The new version of Tilden, however, will have one high school run by Outward Bound and another, called the It Takes a Village Academy, that says it will “prepare students for college and meaningful careers while fostering an appreciation for diverse languages and cultures.”

At best, according to the department’s own projections, those schools will take in a total of 50 English-language learners, as students entitled to bilingual or E.S.L. classes are officially known, despite the heavy presence of Haitian and African immigrants in the surrounding neighborhood.


While it may be convenient for Mayor Bloomberg to shuffle these kids around, it's not any way to treat immigrants, and one way or another, we're all immigrants. It's not their fault they DON'T SPEAK ENGLISH, but in a couple of years they'll catch up.

Kicking them out of their community schools, whatever they may be called, is nothing short of reprehensible. It's true their test scores are inconvenient, and that's because they DON'T SPEAK ENGLISH, but they need time.

Let's send Mayor Bloomberg and Chancellor Klein to China. We'll have them take the NY State English Regents Exam in Chinese. I'll give them one year to prepare for it. I'll even provide them with the answers, which I wouldn't do for my own ESL students.

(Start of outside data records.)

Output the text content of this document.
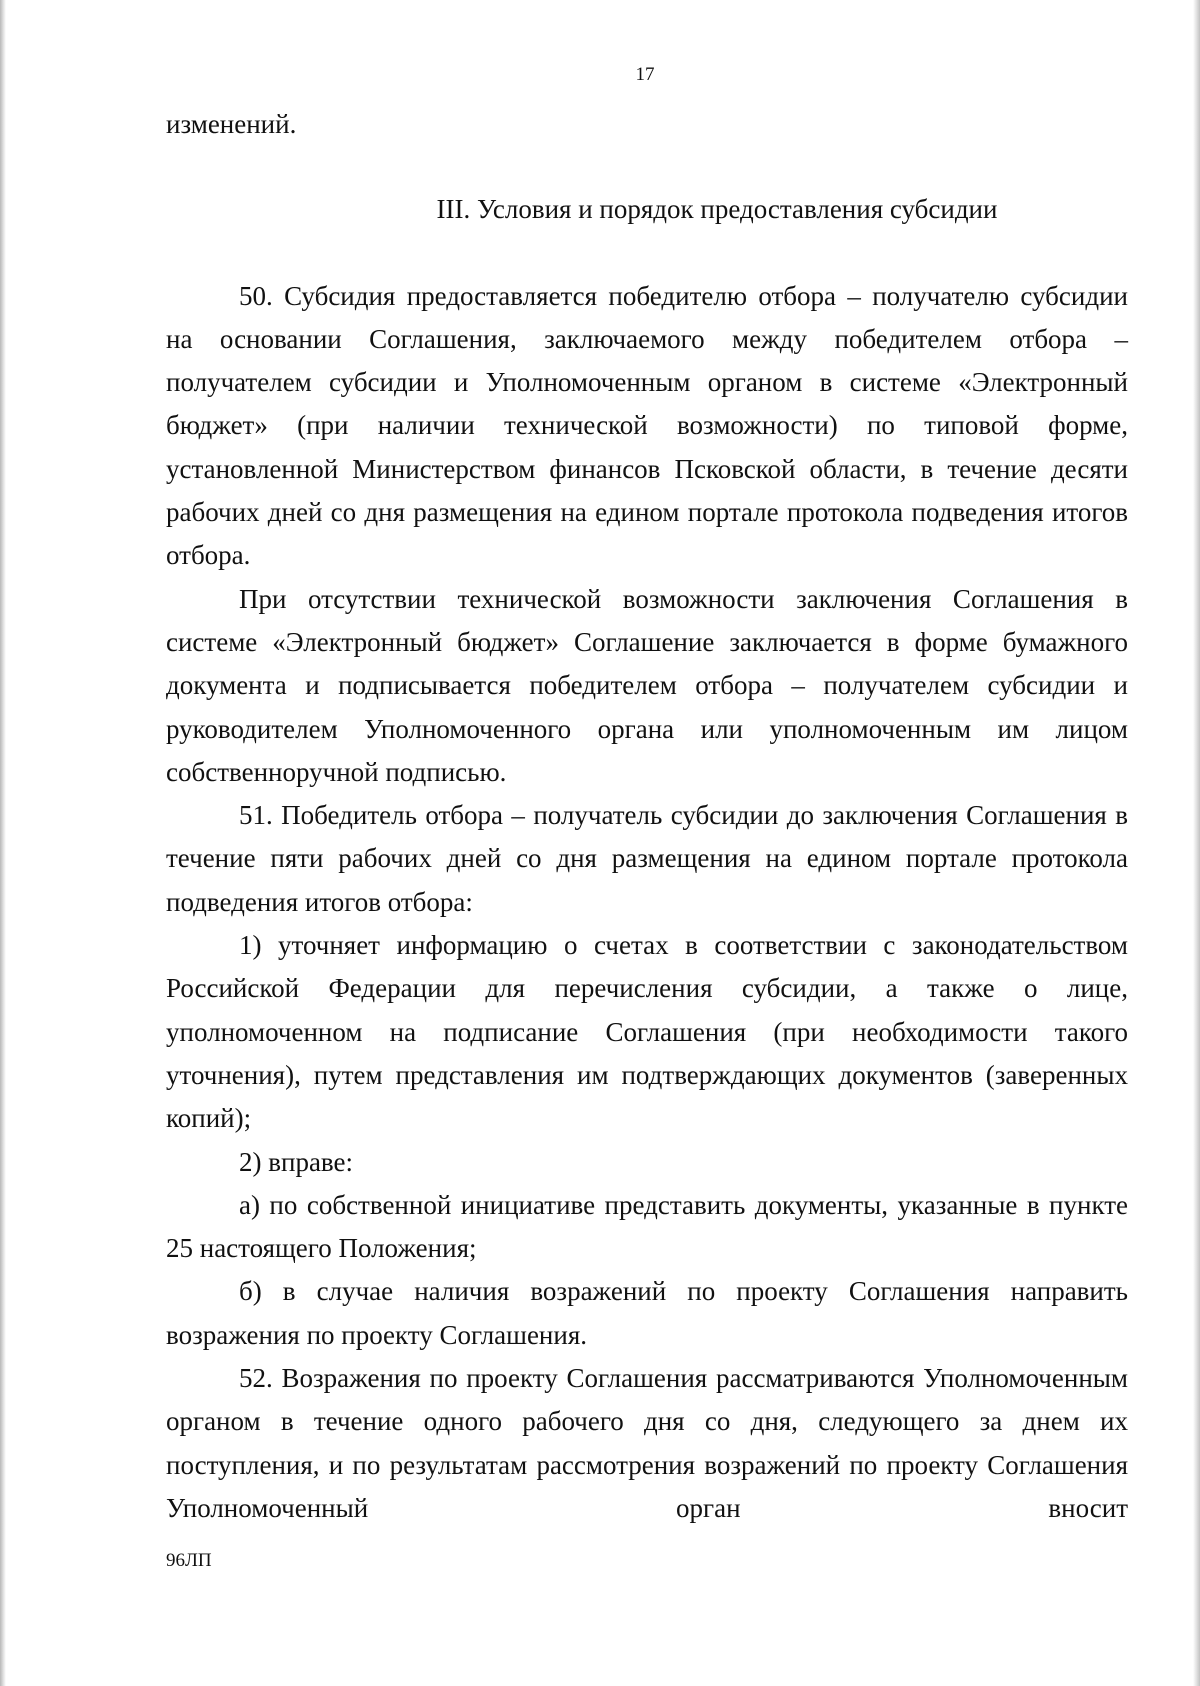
17

изменений.

III. Условия и порядок предоставления субсидии

50. Субсидия предоставляется победителю отбора – получателю субсидии на основании Соглашения, заключаемого между победителем отбора – получателем субсидии и Уполномоченным органом в системе «Электронный бюджет» (при наличии технической возможности) по типовой форме, установленной Министерством финансов Псковской области, в течение десяти рабочих дней со дня размещения на едином портале протокола подведения итогов отбора.

При отсутствии технической возможности заключения Соглашения в системе «Электронный бюджет» Соглашение заключается в форме бумажного документа и подписывается победителем отбора – получателем субсидии и руководителем Уполномоченного органа или уполномоченным им лицом собственноручной подписью.

51. Победитель отбора – получатель субсидии до заключения Соглашения в течение пяти рабочих дней со дня размещения на едином портале протокола подведения итогов отбора:

1) уточняет информацию о счетах в соответствии с законодательством Российской Федерации для перечисления субсидии, а также о лице, уполномоченном на подписание Соглашения (при необходимости такого уточнения), путем представления им подтверждающих документов (заверенных копий);

2) вправе:

а) по собственной инициативе представить документы, указанные в пункте 25 настоящего Положения;

б) в случае наличия возражений по проекту Соглашения направить возражения по проекту Соглашения.

52. Возражения по проекту Соглашения рассматриваются Уполномоченным органом в течение одного рабочего дня со дня, следующего за днем их поступления, и по результатам рассмотрения возражений по проекту Соглашения Уполномоченный орган вносит

96ЛП
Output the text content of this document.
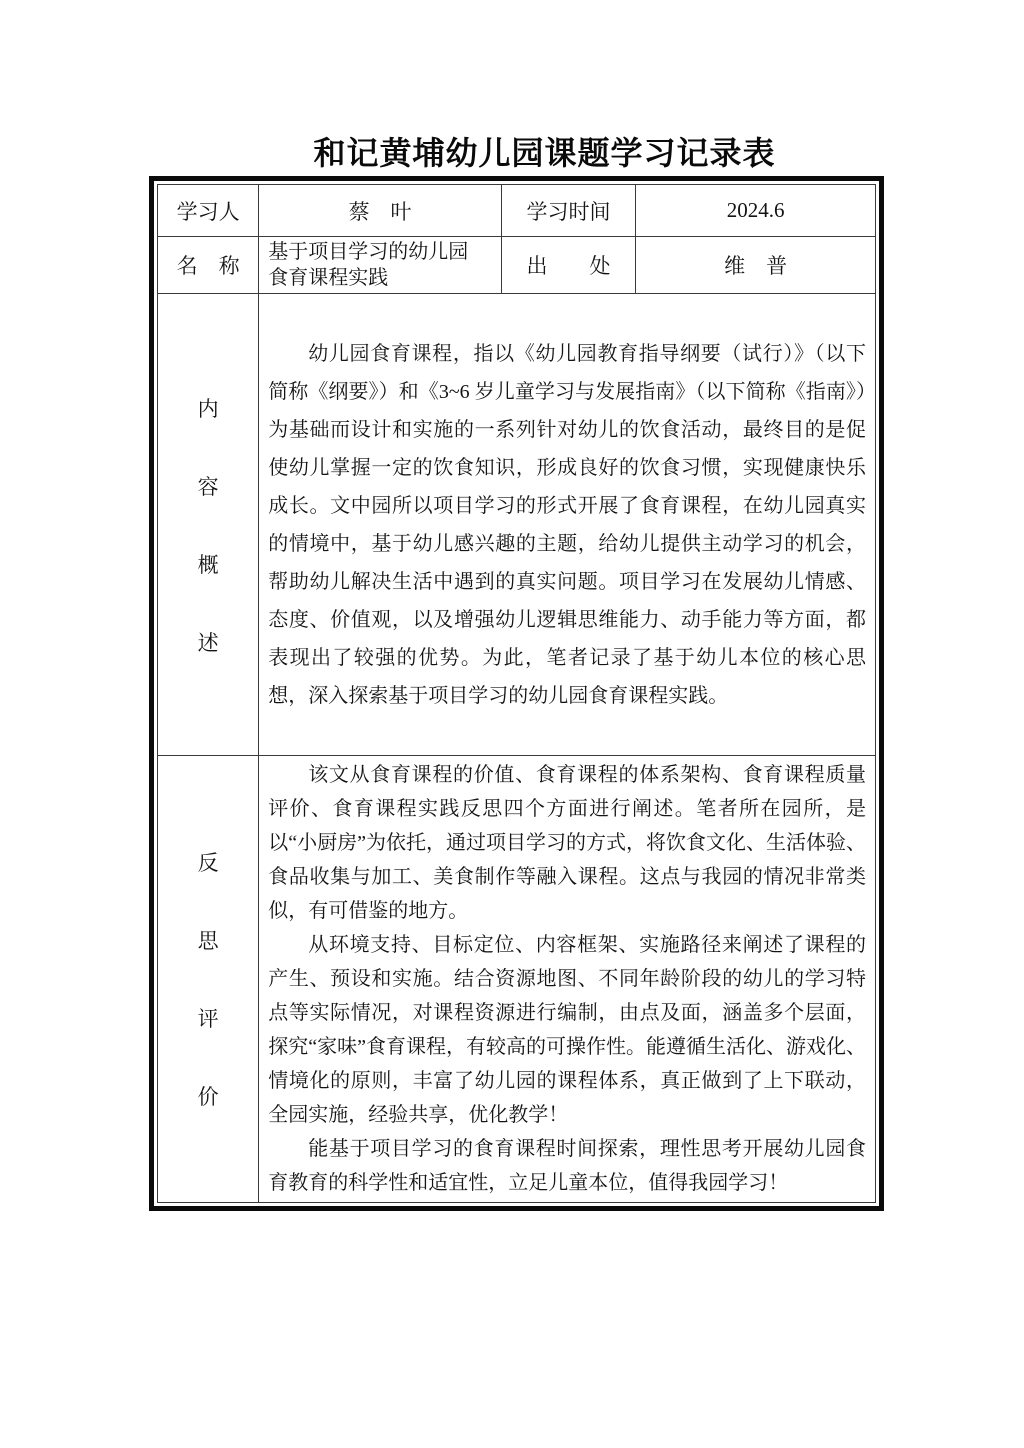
和记黄埔幼儿园课题学习记录表
学习人	蔡　叶	学习时间	2024.6
名　称	基于项目学习的幼儿园食育课程实践	出　　处	维　普

内
容
概
述

幼儿园食育课程，指以《幼儿园教育指导纲要（试行）》（以下简称《纲要》）和《3~6 岁儿童学习与发展指南》（以下简称《指南》）为基础而设计和实施的一系列针对幼儿的饮食活动，最终目的是促使幼儿掌握一定的饮食知识，形成良好的饮食习惯，实现健康快乐成长。文中园所以项目学习的形式开展了食育课程，在幼儿园真实的情境中，基于幼儿感兴趣的主题，给幼儿提供主动学习的机会，帮助幼儿解决生活中遇到的真实问题。项目学习在发展幼儿情感、态度、价值观，以及增强幼儿逻辑思维能力、动手能力等方面，都表现出了较强的优势。为此，笔者记录了基于幼儿本位的核心思想，深入探索基于项目学习的幼儿园食育课程实践。

反
思
评
价

该文从食育课程的价值、食育课程的体系架构、食育课程质量评价、食育课程实践反思四个方面进行阐述。笔者所在园所，是以“小厨房”为依托，通过项目学习的方式，将饮食文化、生活体验、食品收集与加工、美食制作等融入课程。这点与我园的情况非常类似，有可借鉴的地方。

从环境支持、目标定位、内容框架、实施路径来阐述了课程的产生、预设和实施。结合资源地图、不同年龄阶段的幼儿的学习特点等实际情况，对课程资源进行编制，由点及面，涵盖多个层面，探究“家味”食育课程，有较高的可操作性。能遵循生活化、游戏化、情境化的原则，丰富了幼儿园的课程体系，真正做到了上下联动，全园实施，经验共享，优化教学！

能基于项目学习的食育课程时间探索，理性思考开展幼儿园食育教育的科学性和适宜性，立足儿童本位，值得我园学习！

And I'll bet every cent I've ever had that my kids outscore Mr. Bloomberg and Mr. Klein. It's time to stop penalizing our immigrant population and give them a little support. I'm sorry their test scores are low, but they DON'T SPEAK ENGLISH. They can do everything they need to do in schools, but they'll need a little time.

Is that too much to ask?

In the trade-off for the closing of Lafayette and Tilden, with the net loss of about 800 places in bilingual and E.S.L. classes, the Education Department has announced the opening of only one small school geared to immigrant pupils in the entire borough. And even now, less than two weeks before eighth graders throughout the city must submit their applications to high schools, the department has not revealed the location of that school, the Multicultural High School. For all any parent or child knows at this point, it could be anywhere from Bay Ridge to Brownsville.

It behooves this mayor to do better. I know kids who wake up at four in the morning to trek to our school, and we ought to have fewer, not more of them.

It's cold today in Mr. Bloomberg's New York.